Соломон взглянул на Зиссель: она побледнела, когда стражник сообщил, что с мальчиком женщина. Испугалась. Почему? И вдруг его осенило: да она провела его! И не только его – всех. Она слышит! Ну конечно! Ведь она слышит собственную флейту! И ту, что ей отвечает. О, ей удалось убедить в своей глухоте всех, и его тоже! Но кое-что она все-таки упустила. Или просто не пыталась скрыть от него, что слышит? Что же, она не боится его? Доверяет ему, беспричинно, по-детски, как его обезьянка?
Быть может, она и говорить умеет?
Чего же она добивается? Что вообще все это означает?
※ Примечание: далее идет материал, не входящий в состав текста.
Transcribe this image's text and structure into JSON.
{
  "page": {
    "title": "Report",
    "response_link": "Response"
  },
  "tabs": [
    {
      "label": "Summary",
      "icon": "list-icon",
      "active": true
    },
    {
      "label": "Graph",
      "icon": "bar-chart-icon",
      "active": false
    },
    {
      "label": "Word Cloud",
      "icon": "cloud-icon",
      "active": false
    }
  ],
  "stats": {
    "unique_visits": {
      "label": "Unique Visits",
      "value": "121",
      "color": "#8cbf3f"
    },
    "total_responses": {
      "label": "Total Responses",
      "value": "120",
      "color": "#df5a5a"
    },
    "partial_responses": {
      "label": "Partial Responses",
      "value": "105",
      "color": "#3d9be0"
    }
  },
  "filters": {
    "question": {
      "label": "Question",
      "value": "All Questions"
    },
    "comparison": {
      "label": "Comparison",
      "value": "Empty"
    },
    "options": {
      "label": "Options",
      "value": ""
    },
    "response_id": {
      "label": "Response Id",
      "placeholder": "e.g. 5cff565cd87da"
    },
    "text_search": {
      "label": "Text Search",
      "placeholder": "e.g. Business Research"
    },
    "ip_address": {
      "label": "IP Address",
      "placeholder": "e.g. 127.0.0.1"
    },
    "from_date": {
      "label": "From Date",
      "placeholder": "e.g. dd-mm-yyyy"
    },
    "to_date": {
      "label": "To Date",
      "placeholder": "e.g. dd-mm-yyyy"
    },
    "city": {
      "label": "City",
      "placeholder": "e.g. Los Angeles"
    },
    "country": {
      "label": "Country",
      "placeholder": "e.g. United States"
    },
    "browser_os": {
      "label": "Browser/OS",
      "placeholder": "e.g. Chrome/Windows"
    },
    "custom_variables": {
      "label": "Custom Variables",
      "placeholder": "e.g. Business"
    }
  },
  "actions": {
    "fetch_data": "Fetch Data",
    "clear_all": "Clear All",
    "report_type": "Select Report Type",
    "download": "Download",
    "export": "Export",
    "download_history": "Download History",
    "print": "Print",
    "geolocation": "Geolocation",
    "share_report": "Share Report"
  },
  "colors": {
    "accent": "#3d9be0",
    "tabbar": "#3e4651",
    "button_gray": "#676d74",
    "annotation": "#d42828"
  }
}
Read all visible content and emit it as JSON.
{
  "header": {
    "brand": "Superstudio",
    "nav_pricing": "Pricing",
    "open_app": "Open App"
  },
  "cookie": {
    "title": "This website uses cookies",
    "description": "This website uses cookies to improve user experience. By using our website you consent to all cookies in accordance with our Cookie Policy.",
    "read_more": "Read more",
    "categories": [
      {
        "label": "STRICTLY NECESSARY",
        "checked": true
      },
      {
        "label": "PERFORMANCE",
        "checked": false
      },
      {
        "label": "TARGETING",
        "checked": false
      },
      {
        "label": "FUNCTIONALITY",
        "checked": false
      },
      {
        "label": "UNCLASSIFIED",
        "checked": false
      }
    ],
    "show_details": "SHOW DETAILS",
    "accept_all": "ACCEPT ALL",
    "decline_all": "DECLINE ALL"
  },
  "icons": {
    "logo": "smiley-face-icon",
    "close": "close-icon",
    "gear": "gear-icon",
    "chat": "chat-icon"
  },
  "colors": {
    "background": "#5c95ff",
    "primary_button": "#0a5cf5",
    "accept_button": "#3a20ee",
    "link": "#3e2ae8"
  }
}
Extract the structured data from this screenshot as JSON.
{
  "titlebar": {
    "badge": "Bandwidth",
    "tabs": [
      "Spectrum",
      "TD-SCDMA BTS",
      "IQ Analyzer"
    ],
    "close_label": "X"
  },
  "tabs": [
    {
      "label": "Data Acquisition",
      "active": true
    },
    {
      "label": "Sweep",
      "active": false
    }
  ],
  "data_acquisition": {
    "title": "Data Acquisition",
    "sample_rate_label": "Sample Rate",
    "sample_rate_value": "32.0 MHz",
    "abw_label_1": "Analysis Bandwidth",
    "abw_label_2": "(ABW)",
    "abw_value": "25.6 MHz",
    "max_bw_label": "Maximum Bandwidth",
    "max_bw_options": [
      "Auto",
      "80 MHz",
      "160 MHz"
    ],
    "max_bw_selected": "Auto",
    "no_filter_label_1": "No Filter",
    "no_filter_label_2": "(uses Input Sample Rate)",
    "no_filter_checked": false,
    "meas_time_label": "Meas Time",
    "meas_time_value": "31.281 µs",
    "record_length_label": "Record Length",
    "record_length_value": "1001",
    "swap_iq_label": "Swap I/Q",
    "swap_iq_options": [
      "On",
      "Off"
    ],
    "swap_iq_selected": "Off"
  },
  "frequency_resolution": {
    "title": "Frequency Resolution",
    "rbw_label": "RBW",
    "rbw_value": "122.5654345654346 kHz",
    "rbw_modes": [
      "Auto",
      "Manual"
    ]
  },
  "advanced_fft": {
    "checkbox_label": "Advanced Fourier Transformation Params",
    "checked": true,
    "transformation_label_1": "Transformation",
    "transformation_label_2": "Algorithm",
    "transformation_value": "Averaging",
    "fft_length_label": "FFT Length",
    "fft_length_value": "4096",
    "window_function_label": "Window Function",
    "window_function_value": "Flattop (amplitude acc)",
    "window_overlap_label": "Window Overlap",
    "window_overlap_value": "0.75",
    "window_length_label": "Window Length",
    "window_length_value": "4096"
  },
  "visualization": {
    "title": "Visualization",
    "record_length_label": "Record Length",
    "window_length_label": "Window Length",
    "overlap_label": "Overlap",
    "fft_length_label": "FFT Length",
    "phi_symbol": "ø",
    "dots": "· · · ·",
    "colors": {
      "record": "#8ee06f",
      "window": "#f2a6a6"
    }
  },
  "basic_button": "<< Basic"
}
В зал вошел высокий мальчик в тунике домашнего слуги. За руку он держал женщину – она скрывалась под покрывалом, в которое была укутана с головы до ног, и прижимала к себе младенца. Вошедшие ошеломленно глазели то на Зиссель, запросто сидевшую у царских ног, то на обезьянку, забравшуюся на тронный балдахин и корчившую им рожи.
Зиссель встала на колени, заглянула в лицо царю и указала на себя.
– Я… – произнес он за нее.
Она сделала вид, будто говорит, и показала на мальчика.
Женщина неуклюже преклонила колени и опустила голову. Мальчик, не сводя глаз с Зиссель, последовал ее примеру. Руки девочки ожили.
– Господин мой царь, могу я говорить за Зиссель? – Голос мальчика звучал по-детски, в его речи слышался чужеземный выговор – видно, здешний язык не был ему родным. В глазах его мелькал испуг, но и решимость тоже: он изо всех сил старался не трусить. – Она нема.
– Но не глуха! – молвил царь, многозначительно подняв брови.
Иавин замер и посмотрел на Зиссель. Она кивнула ему. Иавин прокашлялся.
– Да, государь. Зиссель не глуха. Говорит она с помощью жестов, а когда мы друг друга не видим, с помощью флейты.
– Знает ли еще кто-нибудь ваш язык?
– Только наша мать, господин мой царь. Она понимает язык жестов, но не флейты.
– Ваша мать? Ты имеешь в виду женщину, что стоит рядом с тобой?
– Да, государь.
Царь обратился к Зиссель:
– Эта женщина мать тебе и ему?
Зиссель кивнула.
– Открой лицо, женщина, и посмотри на меня. Эта девочка – моя дочь?